= Penelope Princess of Pets =

Penelope: Princess of Pets is a comedy series by comedy duo Kurt Braunohler and Kristen Schaal, in which Schaal stars as Penelope, a woman who can talk with animals. On a mission to save the world by killing a legislator named Stone before it's too late, Penelope is accompanied on her quest by her pet bird Ruby, and orphan friend Kyle (played by Braunohler). The theme song is written and performed by comedian/musician Reggie Watts. Originally a web series of 3- to 5-minute webisodes edited by Dan McNamara for comedy website Super Deluxe, Penelope premiered online in March 2007, with nine webisodes released, before the site was shut down in December 2008. It was picked up soon after to be adapted into a television show for the United Kingdom broadcaster Channel 4.

Produced by Avalon Television and billed as a "one-off special", the half-hour television format backdoor pilot was first broadcast on Comedy Lab on 21 April 2010. Although including various elements and bits from the original web series, the television show has a number of key differences, including altered character back-stories.

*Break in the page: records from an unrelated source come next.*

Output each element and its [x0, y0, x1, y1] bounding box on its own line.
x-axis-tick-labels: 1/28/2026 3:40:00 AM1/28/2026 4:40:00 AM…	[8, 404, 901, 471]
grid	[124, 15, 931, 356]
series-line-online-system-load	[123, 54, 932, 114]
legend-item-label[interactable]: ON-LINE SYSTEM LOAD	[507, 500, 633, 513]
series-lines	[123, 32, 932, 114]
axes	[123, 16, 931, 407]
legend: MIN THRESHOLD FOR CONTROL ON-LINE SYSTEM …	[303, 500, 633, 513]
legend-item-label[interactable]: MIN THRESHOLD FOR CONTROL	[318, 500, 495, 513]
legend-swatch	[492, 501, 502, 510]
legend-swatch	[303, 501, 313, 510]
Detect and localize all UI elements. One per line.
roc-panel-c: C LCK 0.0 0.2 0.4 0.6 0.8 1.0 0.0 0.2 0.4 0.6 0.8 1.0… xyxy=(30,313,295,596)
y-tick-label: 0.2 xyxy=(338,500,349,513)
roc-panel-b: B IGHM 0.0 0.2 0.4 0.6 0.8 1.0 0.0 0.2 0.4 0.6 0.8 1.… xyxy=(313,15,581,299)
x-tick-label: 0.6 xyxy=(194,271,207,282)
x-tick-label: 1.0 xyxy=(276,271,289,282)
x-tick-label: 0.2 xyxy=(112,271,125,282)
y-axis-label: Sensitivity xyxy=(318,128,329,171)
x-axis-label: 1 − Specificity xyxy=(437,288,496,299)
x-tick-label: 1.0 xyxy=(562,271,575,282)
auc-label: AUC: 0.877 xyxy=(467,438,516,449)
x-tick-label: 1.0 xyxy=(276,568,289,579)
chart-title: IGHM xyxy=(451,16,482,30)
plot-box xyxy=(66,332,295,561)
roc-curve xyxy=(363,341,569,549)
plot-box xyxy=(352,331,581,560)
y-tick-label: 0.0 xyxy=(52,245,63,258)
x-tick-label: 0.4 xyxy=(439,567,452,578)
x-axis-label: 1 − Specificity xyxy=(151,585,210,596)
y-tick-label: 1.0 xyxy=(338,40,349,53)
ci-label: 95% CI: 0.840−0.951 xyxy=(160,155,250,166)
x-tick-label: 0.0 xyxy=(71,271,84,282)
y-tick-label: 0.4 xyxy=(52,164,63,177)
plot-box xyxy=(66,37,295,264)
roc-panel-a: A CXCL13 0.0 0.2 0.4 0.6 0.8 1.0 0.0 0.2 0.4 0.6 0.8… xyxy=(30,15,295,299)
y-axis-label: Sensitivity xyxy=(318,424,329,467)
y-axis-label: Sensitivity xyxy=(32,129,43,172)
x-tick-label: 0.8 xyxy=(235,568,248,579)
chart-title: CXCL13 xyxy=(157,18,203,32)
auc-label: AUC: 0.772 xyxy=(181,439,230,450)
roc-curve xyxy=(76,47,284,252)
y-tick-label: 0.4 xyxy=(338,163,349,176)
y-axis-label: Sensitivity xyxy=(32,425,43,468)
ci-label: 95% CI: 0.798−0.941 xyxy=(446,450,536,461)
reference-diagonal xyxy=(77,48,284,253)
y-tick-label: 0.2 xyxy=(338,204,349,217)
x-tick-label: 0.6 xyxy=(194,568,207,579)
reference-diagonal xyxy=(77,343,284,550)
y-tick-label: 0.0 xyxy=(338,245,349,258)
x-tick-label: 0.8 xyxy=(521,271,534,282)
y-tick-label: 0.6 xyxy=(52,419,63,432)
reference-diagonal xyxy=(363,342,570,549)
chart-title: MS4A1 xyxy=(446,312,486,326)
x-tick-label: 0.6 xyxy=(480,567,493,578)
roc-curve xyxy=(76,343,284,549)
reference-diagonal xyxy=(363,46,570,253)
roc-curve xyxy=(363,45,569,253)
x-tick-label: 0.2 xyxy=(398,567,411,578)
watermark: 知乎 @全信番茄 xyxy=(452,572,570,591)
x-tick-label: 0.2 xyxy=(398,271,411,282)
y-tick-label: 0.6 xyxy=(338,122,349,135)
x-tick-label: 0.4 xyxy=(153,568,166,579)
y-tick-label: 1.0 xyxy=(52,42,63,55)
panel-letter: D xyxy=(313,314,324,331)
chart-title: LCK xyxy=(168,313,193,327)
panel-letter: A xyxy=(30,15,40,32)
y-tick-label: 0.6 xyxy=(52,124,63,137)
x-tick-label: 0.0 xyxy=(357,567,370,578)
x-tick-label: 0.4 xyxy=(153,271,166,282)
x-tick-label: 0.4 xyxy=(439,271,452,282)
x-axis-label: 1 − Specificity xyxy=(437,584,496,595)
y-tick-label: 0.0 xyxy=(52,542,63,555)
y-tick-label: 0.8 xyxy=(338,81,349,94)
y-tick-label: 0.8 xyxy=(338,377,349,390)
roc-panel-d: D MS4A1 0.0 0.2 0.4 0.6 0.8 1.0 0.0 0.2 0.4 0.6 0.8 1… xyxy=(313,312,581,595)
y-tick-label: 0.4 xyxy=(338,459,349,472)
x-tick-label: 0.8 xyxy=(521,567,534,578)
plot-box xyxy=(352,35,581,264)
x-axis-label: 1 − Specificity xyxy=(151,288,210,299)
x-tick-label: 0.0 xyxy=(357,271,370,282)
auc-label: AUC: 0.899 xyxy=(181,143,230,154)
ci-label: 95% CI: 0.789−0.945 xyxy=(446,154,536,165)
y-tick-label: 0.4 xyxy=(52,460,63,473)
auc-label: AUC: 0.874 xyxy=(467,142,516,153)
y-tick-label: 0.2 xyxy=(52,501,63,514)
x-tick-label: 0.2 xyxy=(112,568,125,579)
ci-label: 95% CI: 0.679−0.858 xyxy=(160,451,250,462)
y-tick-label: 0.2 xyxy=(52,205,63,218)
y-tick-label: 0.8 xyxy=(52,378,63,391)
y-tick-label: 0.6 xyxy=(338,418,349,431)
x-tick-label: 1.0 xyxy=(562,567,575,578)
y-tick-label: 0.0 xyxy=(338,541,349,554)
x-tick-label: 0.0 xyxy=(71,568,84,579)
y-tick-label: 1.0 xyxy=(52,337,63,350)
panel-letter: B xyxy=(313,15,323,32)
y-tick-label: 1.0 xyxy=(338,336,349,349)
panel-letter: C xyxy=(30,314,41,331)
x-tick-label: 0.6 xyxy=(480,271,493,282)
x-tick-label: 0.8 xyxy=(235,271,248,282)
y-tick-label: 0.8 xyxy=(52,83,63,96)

Whereas the web series title sequence states that Penelope has 3759 hours to save the world, the title sequence for the television show states that Penelope has 3769 hours. The television show features a legislator named Stone like in the web series, but since the TV show is set in the UK rather than the United States, Stone is a Member of Parliament (MP) rather than a senator. While Senator Stone is played by Ali Reza Farahnakian in the web series, in the television show MP Thomas Stone is played by Julian Barratt of The Mighty Boosh. The henchmen played by twin comedians Todd and Adam Stone in the web series are replaced by MP Stone's adopted sons, played by twin actors Sam and Matt Kennard. These secondary characters play a more prominent role in the television series, with MP Stone given main billing in the title sequence.